Where do I even begin...? I'm so obsessed with these delicious chocolate chip blondies which is originally discovered on the California Table blog, and slightly adapted. Basically they are the love child of brownies and chocolate chip cookies. Crunchy on top, moist and dense on the inside, and perfectly delicious. I recently made them for a Hanukkah party and i literally had to make another batch before the party, because most of them were already devoured. I never expected them to be such a hit with all the children and adult alike. No one could guess that they are gluten free, and everyone asked me for the recipe. So there it is. Of course, you can make this with regular all-purpose flour.

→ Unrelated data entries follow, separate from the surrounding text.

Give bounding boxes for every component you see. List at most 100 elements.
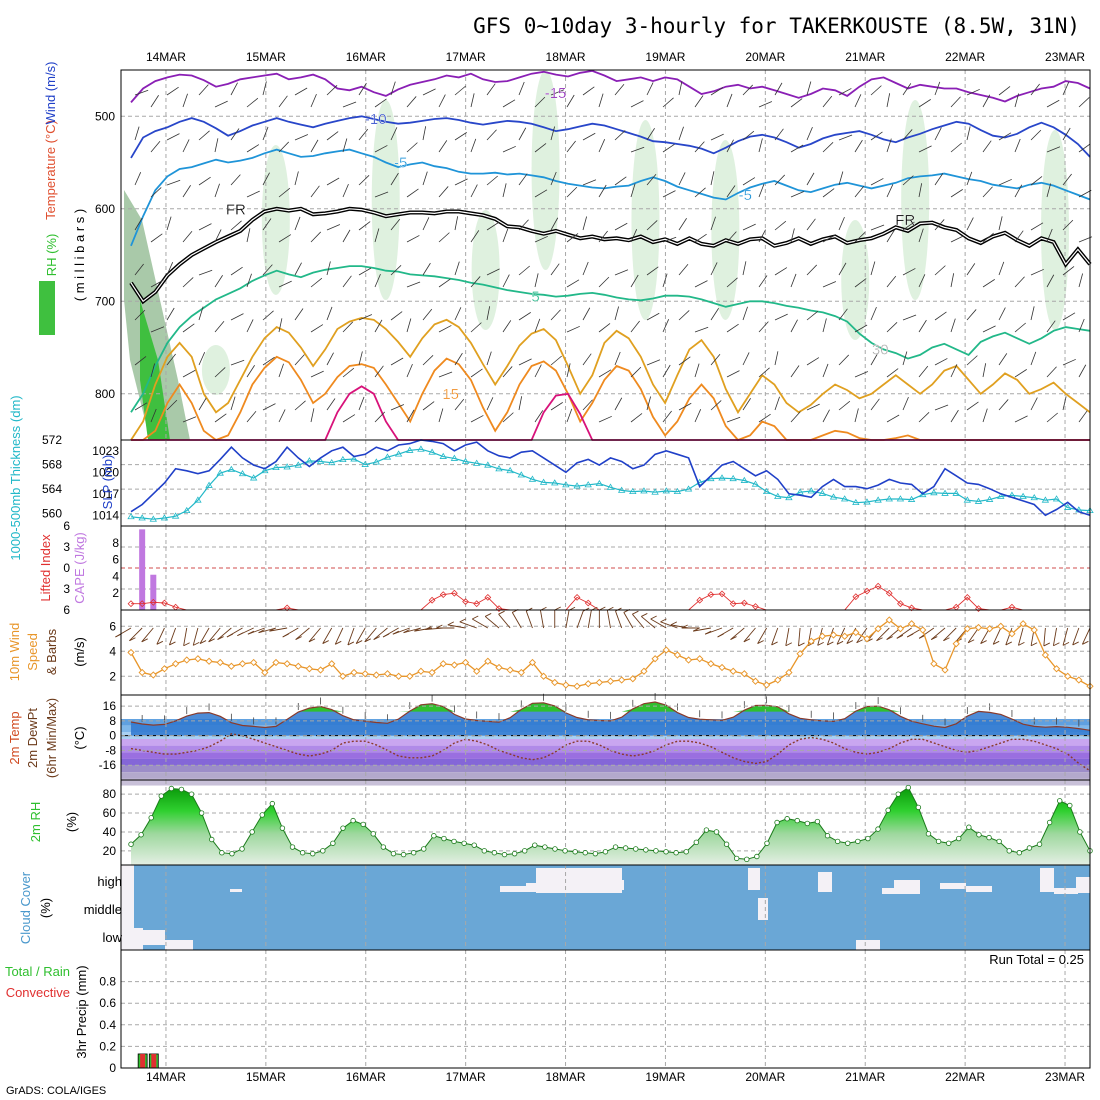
cape-tick-label: 8 [112,536,119,550]
rh-marker [622,845,629,851]
wind-speed-marker [406,672,414,680]
wind-barb [403,627,422,634]
slp-tick-label: 1023 [92,444,119,458]
upper-barb [1062,358,1076,366]
wind-barb-feather [498,610,505,615]
lifted-index-marker [127,600,135,608]
upper-barb [838,134,853,141]
date-label-bottom: 15MAR [246,1070,286,1084]
upper-barb [662,273,668,288]
li-tick-label: 3 [63,540,70,554]
rh-marker [350,817,356,824]
rh-marker [209,836,215,843]
wind-barb [269,627,288,632]
upper-barb [374,228,380,243]
upper-barb [566,94,575,108]
upper-barb [406,235,420,243]
wind-speed-marker [629,675,637,683]
upper-barb [294,216,301,231]
thickness-marker [740,476,749,483]
wind-speed-marker [930,660,938,668]
rh-marker [602,849,609,855]
upper-barb [342,321,354,333]
upper-barb [502,320,512,333]
wind-barb [641,616,656,629]
lifted-index-marker [897,600,904,608]
wind-barb-feather [827,641,834,646]
wind-speed-marker [807,637,815,645]
upper-barb [566,186,578,198]
upper-barb [486,351,492,366]
thickness-tick-label: 564 [42,482,62,496]
lifted-index-marker [283,604,291,612]
li-tick-label: 0 [63,561,70,575]
cloud-clear-patch [856,940,880,950]
upper-barb [374,411,386,423]
upper-barb [422,262,431,276]
upper-barb [822,363,829,378]
upper-barb [1078,318,1085,333]
upper-barb [166,353,176,366]
rh-marker [521,848,528,854]
date-label-top: 14MAR [146,50,186,64]
wind-speed-marker [919,626,927,634]
upper-barb [1078,189,1092,198]
upper-barb [182,185,191,198]
rh-shade [261,145,290,295]
upper-barb [694,409,702,423]
thickness-marker [651,488,659,495]
wind-barb-feather [335,640,342,645]
upper-barb [550,126,556,141]
upper-barb [134,309,146,321]
upper-barb [550,309,561,321]
wind-barb-feather [269,627,276,632]
upper-barb [982,186,993,198]
rh-marker [845,840,851,846]
rh-marker [693,839,700,846]
upper-barb [966,217,974,231]
thickness-marker [484,461,492,468]
upper-barb [582,216,588,231]
upper-barb [278,141,290,153]
thickness-marker [874,496,882,503]
upper-barb [1030,129,1042,141]
instability-grid [121,526,1090,610]
upper-barb [310,370,324,378]
upper-barb [854,139,863,153]
rh-marker [370,831,376,837]
rh-tick-label: 60 [103,806,117,820]
date-label-top: 21MAR [845,50,885,64]
upper-barb [726,370,740,378]
upper-barb [886,93,891,108]
rh-marker [279,825,286,831]
upper-barb [214,321,225,333]
wind-speed-marker [361,670,369,678]
rh-marker [178,786,185,793]
rh-marker [471,842,477,848]
wind-barb [876,627,890,642]
thickness-marker [261,466,269,474]
thickness-marker [249,474,258,481]
wind-barb-feather [992,640,1000,645]
upper-barb [822,234,836,243]
upper-barb [726,185,736,198]
temp-tick-label: -16 [99,758,117,772]
upper-barb [438,371,453,378]
wind-speed-marker [863,635,871,643]
precip-series [137,1053,159,1069]
upper-barb [774,396,780,411]
rh-marker [663,849,669,855]
thickness-marker [428,448,436,455]
thickness-marker [1030,493,1038,501]
thickness-marker [171,512,180,519]
upper-barb [310,93,317,108]
thickness-marker [952,489,960,496]
rh-marker [592,850,599,857]
pressure-ticks: 500 600 700 800 [95,109,115,401]
wind-speed-marker [829,631,838,639]
upper-barb [998,216,1003,231]
rh-marker [532,842,538,848]
upper-barb [182,277,194,288]
rh-marker [1067,802,1073,809]
cloud-clear-patch [604,880,624,890]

Oh, and did I mention they are super easy to make?
1. Cream the butter and the brown sugar in an electric mixer with the paddle attachment on high about 3-4 minutes until light and fluffy.
2. Sift together the flour, baking powder and salt. Set aside.
3. While the mixture is blending, grease a 12x8 pan (sheet pan or pyrex will work) with butter.
4. Add the eggs, one at a time, to the brown sugar and butter mixture and blend on low just until well combined.
5. Add the flour mixture slowly, 1/2 cup at a time, and blend on low until combined. (do not put it all in once!)
6. Add the chocolate chips and pecans and blend on low just until combined.
7. Transfer the batter to your greased pan, and insert into the hot oven.
8. Bake for 30-40 minutes (start checking at 25min), until the dough is lightly browned ,and a wood toothpick inserted in the center comes out clean.
9. Let the pan cool completely before cutting them into squares. Store in air-tight container.
Note: If you prefer your blondies a tad moist, check for doneness after 25min. I usually bake them for just 30min, but if your oven is very powerful, or you are using the turbo setting, they may be ready in less time.